I was supposed to be Vincent Price from The Tomb of Ligeia. But then my wife went as a ghost bride, coopting me into her groom in the process. Sneaky way to get a couple's costume. |
These past few days of dragging my feet are partly for decompression reasons. Unpacking. Remembering routines. Organizing all my photos and notes. But it’s also because I don’t want to cap off this year’s strange, strange Halloween Season. It’s rough calling it over. I’ve never had a Halloween Season like this one. Never had an October like this one. Never had any month like this past one.
But we did it. My family and I lived for all of October—31 days—in Halloween City itself—Salem, Massachusetts, all culminating in a record-breaking Halloween where 100,000 people flocked to the Witch City.
It was glorious.
And I can’t tell you too much about it. Because it has to go in the book.
It was a season of seasons, though.
Ah, Salem |
We also got a little personal with how I became a horror fan and offering you a peek into my private Ray Bradbury collection. We learned about Halloween dog food, met Jerry the hearse driver, reinvented Pee-Wee’s Big Adventure as a Halloween movie, discovered where Jack Skellington is buried, introduced one of my favorite graves in all New England, and celebrated five years of the Halloween Season blog.
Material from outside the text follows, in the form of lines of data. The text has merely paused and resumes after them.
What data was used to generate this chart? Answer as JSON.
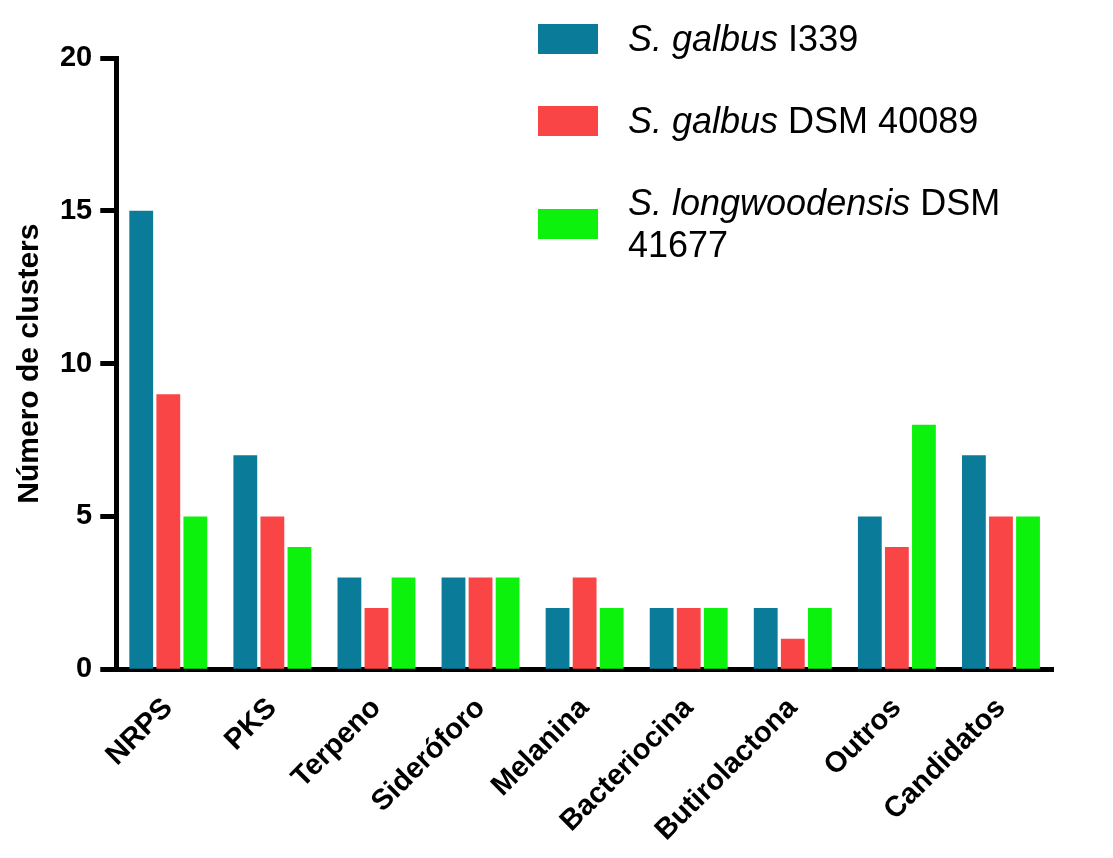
{
  "chart_data": {
    "type": "bar",
    "ylabel": "Número de clusters",
    "categories": [
      "NRPS",
      "PKS",
      "Terpeno",
      "Sideróforo",
      "Melanina",
      "Bacteriocina",
      "Butirolactona",
      "Outros",
      "Candidatos"
    ],
    "series": [
      {
        "name": "S. galbus I339",
        "color": "#0a7b98",
        "values": [
          15,
          7,
          3,
          3,
          2,
          2,
          2,
          5,
          7
        ]
      },
      {
        "name": "S. galbus DSM 40089",
        "color": "#f94545",
        "values": [
          9,
          5,
          2,
          3,
          3,
          2,
          1,
          4,
          5
        ]
      },
      {
        "name": "S. longwoodensis DSM 41677",
        "color": "#0df20d",
        "values": [
          5,
          4,
          3,
          3,
          2,
          2,
          2,
          8,
          5
        ]
      }
    ],
    "ylim": [
      0,
      20
    ],
    "yticks": [
      0,
      5,
      10,
      15,
      20
    ],
    "grid": false,
    "legend": "top right"
  }
}
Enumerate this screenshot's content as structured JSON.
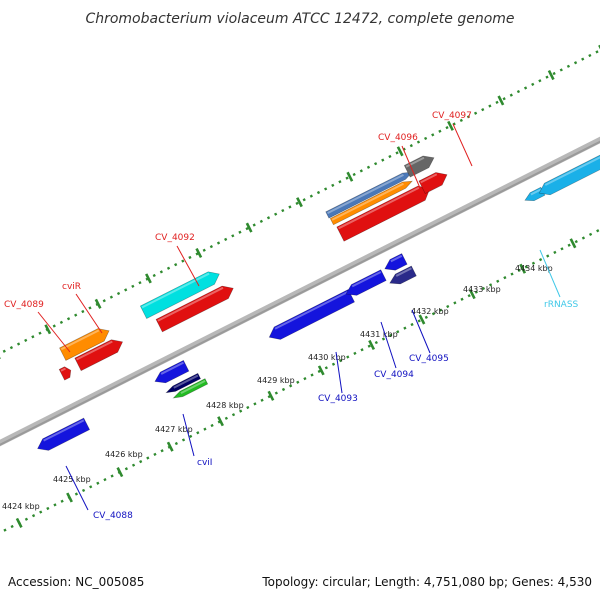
{
  "title": "Chromobacterium violaceum ATCC 12472, complete genome",
  "footer": {
    "accession": "Accession: NC_005085",
    "summary": "Topology: circular; Length: 4,751,080 bp; Genes: 4,530"
  },
  "colors": {
    "backbone": "#9a9a9a",
    "dotted_track": "#2f8a2f",
    "tick": "#2f8a2f",
    "forward_label": "#e02020",
    "reverse_label": "#1010c0",
    "rna_label": "#40c8e8"
  },
  "tick_labels": [
    "4424 kbp",
    "4425 kbp",
    "4426 kbp",
    "4427 kbp",
    "4428 kbp",
    "4429 kbp",
    "4430 kbp",
    "4431 kbp",
    "4432 kbp",
    "4433 kbp",
    "4434 kbp"
  ],
  "gene_labels": [
    {
      "text": "CV_4089",
      "strand": "forward"
    },
    {
      "text": "cviR",
      "strand": "forward"
    },
    {
      "text": "CV_4092",
      "strand": "forward"
    },
    {
      "text": "CV_4096",
      "strand": "forward"
    },
    {
      "text": "CV_4097",
      "strand": "forward"
    },
    {
      "text": "CV_4088",
      "strand": "reverse"
    },
    {
      "text": "cviI",
      "strand": "reverse"
    },
    {
      "text": "CV_4093",
      "strand": "reverse"
    },
    {
      "text": "CV_4094",
      "strand": "reverse"
    },
    {
      "text": "CV_4095",
      "strand": "reverse"
    },
    {
      "text": "rRNASS",
      "strand": "rna"
    }
  ]
}
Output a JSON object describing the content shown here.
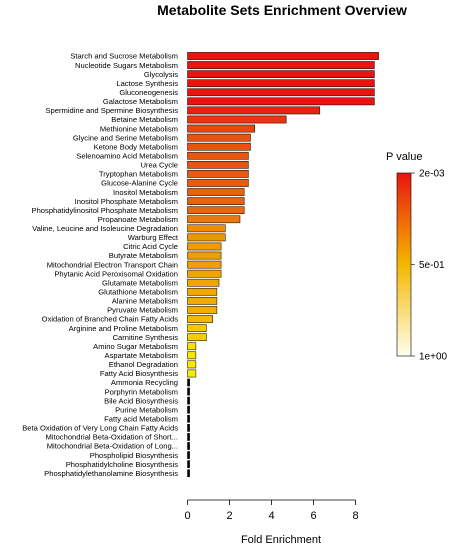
{
  "chart_data": {
    "type": "bar",
    "orientation": "horizontal",
    "title": "Metabolite Sets Enrichment Overview",
    "xlabel": "Fold Enrichment",
    "ylabel": "",
    "xlim": [
      0,
      9
    ],
    "xticks": [
      0,
      2,
      4,
      6,
      8
    ],
    "grid": false,
    "legend": {
      "title": "P value",
      "placement": "right",
      "ticks": [
        "2e-03",
        "5e-01",
        "1e+00"
      ],
      "colors": {
        "low_p": "#e8150f",
        "mid_p": "#f5b700",
        "high_p": "#fffff0"
      }
    },
    "categories": [
      "Starch and Sucrose Metabolism",
      "Nucleotide Sugars Metabolism",
      "Glycolysis",
      "Lactose Synthesis",
      "Gluconeogenesis",
      "Galactose Metabolism",
      "Spermidine and Spermine Biosynthesis",
      "Betaine Metabolism",
      "Methionine Metabolism",
      "Glycine and Serine Metabolism",
      "Ketone Body Metabolism",
      "Selenoamino Acid Metabolism",
      "Urea Cycle",
      "Tryptophan Metabolism",
      "Glucose-Alanine Cycle",
      "Inositol Metabolism",
      "Inositol Phosphate Metabolism",
      "Phosphatidylinositol Phosphate Metabolism",
      "Propanoate Metabolism",
      "Valine, Leucine and Isoleucine Degradation",
      "Warburg Effect",
      "Citric Acid Cycle",
      "Butyrate Metabolism",
      "Mitochondrial Electron Transport Chain",
      "Phytanic Acid Peroxisomal Oxidation",
      "Glutamate Metabolism",
      "Glutathione Metabolism",
      "Alanine Metabolism",
      "Pyruvate Metabolism",
      "Oxidation of Branched Chain Fatty Acids",
      "Arginine and Proline Metabolism",
      "Carnitine Synthesis",
      "Amino Sugar Metabolism",
      "Aspartate Metabolism",
      "Ethanol Degradation",
      "Fatty Acid Biosynthesis",
      "Ammonia Recycling",
      "Porphyrin Metabolism",
      "Bile Acid Biosynthesis",
      "Purine Metabolism",
      "Fatty acid Metabolism",
      "Beta Oxidation of Very Long Chain Fatty Acids",
      "Mitochondrial Beta-Oxidation of Short...",
      "Mitochondrial Beta-Oxidation of Long...",
      "Phospholipid Biosynthesis",
      "Phosphatidylcholine Biosynthesis",
      "Phosphatidylethanolamine Biosynthesis"
    ],
    "values": [
      9.1,
      8.9,
      8.9,
      8.9,
      8.9,
      8.9,
      6.3,
      4.7,
      3.2,
      3.0,
      3.0,
      2.9,
      2.9,
      2.9,
      2.9,
      2.7,
      2.7,
      2.7,
      2.5,
      1.8,
      1.8,
      1.6,
      1.6,
      1.6,
      1.6,
      1.5,
      1.4,
      1.4,
      1.4,
      1.2,
      0.9,
      0.9,
      0.4,
      0.4,
      0.4,
      0.4,
      0.1,
      0.1,
      0.1,
      0.1,
      0.1,
      0.1,
      0.1,
      0.1,
      0.1,
      0.1,
      0.1
    ],
    "colors": [
      "#e8150f",
      "#e8150f",
      "#e8150f",
      "#e8150f",
      "#e8150f",
      "#e8150f",
      "#e8230f",
      "#e8360f",
      "#e8470f",
      "#e85110",
      "#e85110",
      "#e85510",
      "#e85510",
      "#e85b10",
      "#e85b10",
      "#e86310",
      "#e86310",
      "#e86810",
      "#e87810",
      "#ee8c08",
      "#ee9408",
      "#f09a05",
      "#f19d05",
      "#f19f04",
      "#f1a204",
      "#f2a503",
      "#f2a703",
      "#f2aa02",
      "#f3ac02",
      "#f3b800",
      "#f5c800",
      "#f5cc00",
      "#f7e000",
      "#f7e400",
      "#f8e800",
      "#f9ec00",
      "#000000",
      "#000000",
      "#000000",
      "#000000",
      "#000000",
      "#000000",
      "#000000",
      "#000000",
      "#000000",
      "#000000",
      "#000000"
    ]
  }
}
And despite the Salem focus, we even got some Sleepy Hollow love in there.
But so many things that I experienced and observed in October I need to save for the Salem book or for next year’s OTIS Halloween Season when I’m marketing the Salem book. Like Halloween night. Winter Island. Listening to ghost stories at Thackery Binx’s cabin. The New England Pirate Museum. Costume parties. The epic quest to find carving pumpkins on October 30 when everything was stocked for Christmas.
Man, do I need to tell you about this day. |
I reserve the right to use this photo again and again and again and again. |
But the camaraderie you guys gave me and mine along the way was great. Thanks everybody who followed along on the socials or hit up the website. Those who shared the posts with friends and strangers. Those who came to visit me in Salem or who accidentally ran into me randomly in the street.
I don’t know how writing this book will go over the next four months. I’ll need to kindle some small flame of Halloween even while celebrating dead turkeys and dead trees and burials of snow. I’ll figure that out.
But I do know this: I have never been this ready for Christmas in my entire life.
Happy Halloween to all of you, late as it is. We’ll do it again come 2016. After all, we don’t want to waste these few precious years that rhyme with the name of the holiday.